Damodar Daesrath

Personal information
- Born: 4 July 1981 (age 45) Cumberland, Guyana
- Batting: Right-handed
- Bowling: Right-arm medium
- Role: All-rounder

International information
- National side: Canada (2012–2013);
- ODI debut (cap 78): 11 July 2012 v Scotland
- Last ODI: 29 August 2013 v Netherlands
- Only T20I (cap 40): 16 November 2013 v Ireland

Domestic team information
- 2002–2005: Guyana (West Indies)
- Source: ESPN cricinfo, 30 April 2020

= Damodar Daesrath =

Guyanese cricketer

Damodar Daesrath (born 4 July 1981) is a former international cricketer who played at One Day International (ODI) and Twenty20 International level for the Canadian national team. Prior to immigrating to Canada, he represented Guyana in West Indian domestic cricket.

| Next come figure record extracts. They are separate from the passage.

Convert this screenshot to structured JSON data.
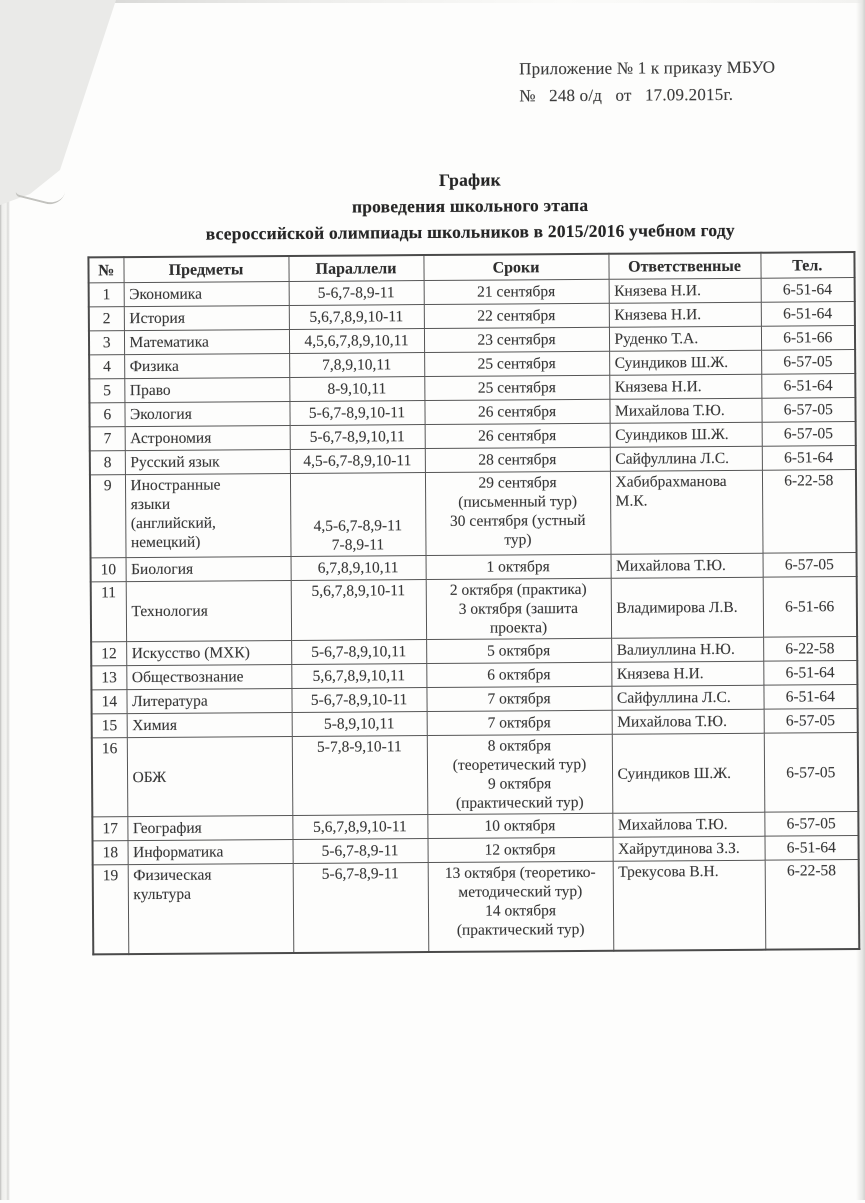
{
  "page": {
    "appendix_line1": "Приложение № 1 к приказу МБУО",
    "appendix_line2": "№   248 о/д   от   17.09.2015г.",
    "title_line1": "График",
    "title_line2": "проведения школьного этапа",
    "title_line3": "всероссийской олимпиады школьников в 2015/2016 учебном году"
  },
  "table": {
    "columns": [
      "№",
      "Предметы",
      "Параллели",
      "Сроки",
      "Ответственные",
      "Тел."
    ],
    "rows": [
      {
        "num": "1",
        "subject": "Экономика",
        "parallels": "5-6,7-8,9-11",
        "dates": "21 сентября",
        "responsible": "Князева Н.И.",
        "phone": "6-51-64"
      },
      {
        "num": "2",
        "subject": "История",
        "parallels": "5,6,7,8,9,10-11",
        "dates": "22 сентября",
        "responsible": "Князева Н.И.",
        "phone": "6-51-64"
      },
      {
        "num": "3",
        "subject": "Математика",
        "parallels": "4,5,6,7,8,9,10,11",
        "dates": "23 сентября",
        "responsible": "Руденко Т.А.",
        "phone": "6-51-66"
      },
      {
        "num": "4",
        "subject": "Физика",
        "parallels": "7,8,9,10,11",
        "dates": "25 сентября",
        "responsible": "Суиндиков Ш.Ж.",
        "phone": "6-57-05"
      },
      {
        "num": "5",
        "subject": "Право",
        "parallels": "8-9,10,11",
        "dates": "25 сентября",
        "responsible": "Князева Н.И.",
        "phone": "6-51-64"
      },
      {
        "num": "6",
        "subject": "Экология",
        "parallels": "5-6,7-8,9,10-11",
        "dates": "26 сентября",
        "responsible": "Михайлова Т.Ю.",
        "phone": "6-57-05"
      },
      {
        "num": "7",
        "subject": "Астрономия",
        "parallels": "5-6,7-8,9,10,11",
        "dates": "26 сентября",
        "responsible": "Суиндиков Ш.Ж.",
        "phone": "6-57-05"
      },
      {
        "num": "8",
        "subject": "Русский язык",
        "parallels": "4,5-6,7-8,9,10-11",
        "dates": "28 сентября",
        "responsible": "Сайфуллина Л.С.",
        "phone": "6-51-64"
      },
      {
        "num": "9",
        "subject": "Иностранные\nязыки\n(английский,\nнемецкий)",
        "parallels": "4,5-6,7-8,9-11\n7-8,9-11",
        "dates": "29 сентября\n(письменный тур)\n30 сентября (устный\nтур)",
        "responsible": "Хабибрахманова\nМ.К.",
        "phone": "6-22-58"
      },
      {
        "num": "10",
        "subject": "Биология",
        "parallels": "6,7,8,9,10,11",
        "dates": "1 октября",
        "responsible": "Михайлова Т.Ю.",
        "phone": "6-57-05"
      },
      {
        "num": "11",
        "subject": "Технология",
        "parallels": "5,6,7,8,9,10-11",
        "dates": "2 октября (практика)\n3 октября (зашита\nпроекта)",
        "responsible": "Владимирова Л.В.",
        "phone": "6-51-66"
      },
      {
        "num": "12",
        "subject": "Искусство (МХК)",
        "parallels": "5-6,7-8,9,10,11",
        "dates": "5 октября",
        "responsible": "Валиуллина Н.Ю.",
        "phone": "6-22-58"
      },
      {
        "num": "13",
        "subject": "Обществознание",
        "parallels": "5,6,7,8,9,10,11",
        "dates": "6 октября",
        "responsible": "Князева Н.И.",
        "phone": "6-51-64"
      },
      {
        "num": "14",
        "subject": "Литература",
        "parallels": "5-6,7-8,9,10-11",
        "dates": "7 октября",
        "responsible": "Сайфуллина Л.С.",
        "phone": "6-51-64"
      },
      {
        "num": "15",
        "subject": "Химия",
        "parallels": "5-8,9,10,11",
        "dates": "7 октября",
        "responsible": "Михайлова Т.Ю.",
        "phone": "6-57-05"
      },
      {
        "num": "16",
        "subject": "ОБЖ",
        "parallels": "5-7,8-9,10-11",
        "dates": "8 октября\n(теоретический тур)\n9 октября\n(практический тур)",
        "responsible": "Суиндиков Ш.Ж.",
        "phone": "6-57-05"
      },
      {
        "num": "17",
        "subject": "География",
        "parallels": "5,6,7,8,9,10-11",
        "dates": "10 октября",
        "responsible": "Михайлова Т.Ю.",
        "phone": "6-57-05"
      },
      {
        "num": "18",
        "subject": "Информатика",
        "parallels": "5-6,7-8,9-11",
        "dates": "12 октября",
        "responsible": "Хайрутдинова З.З.",
        "phone": "6-51-64"
      },
      {
        "num": "19",
        "subject": "Физическая\nкультура",
        "parallels": "5-6,7-8,9-11",
        "dates": "13 октября (теоретико-\nметодический тур)\n14 октября\n(практический тур)",
        "responsible": "Трекусова В.Н.",
        "phone": "6-22-58"
      }
    ]
  }
}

Daesrath was born in Cumberland Village, in Guyana's East Berbice-Corentyne region making him one of only two Guyanese cricketers to be born in that region of Guyana the other being Shimron Hetmyer. A former Guyana under-19s player, he made his first-class debut in April 2002, playing for a GCB President's XI against the touring Indians. Daesrath's senior debut for Guyana came in the 2003–04 Carib Beer Cup. He scored 56 runs against West Indies B in his third game of the competition, and added another half-century in the semi-final against Barbados. During the 2004–05 Carib Beer Cup, Daesrath was appointed interim captain of Guyana while Shivnarine Chanderpaul was playing for the West Indies, captaining the team in the tournament's first five matches. In the first match after Chanderpaul's return, against Trinidad and Tobago, he took a five-wicket haul, 5/34.

Despite his brief period as captain, the 2004–05 season was Daesrath's last for Guyana. He continued playing club cricket after emigrating to Canada, and eventually qualified to play for the Canadian national team, making his senior debut in an ODI against Scotland in July 2012. Daesrath played three further ODIs the following year – one against Kenya and two against the Netherlands, all part of the World Cricket League Championship. He also represented Canada in the 2013 World Twenty20 Qualifier, playing a single Twenty20 International against Ireland. In an Intercontinental Cup fixture against the United Arab Emirates in August 2013, Daesrath scored his only first-class century, 111 runs from 104 balls (including 16 fours and three sixes).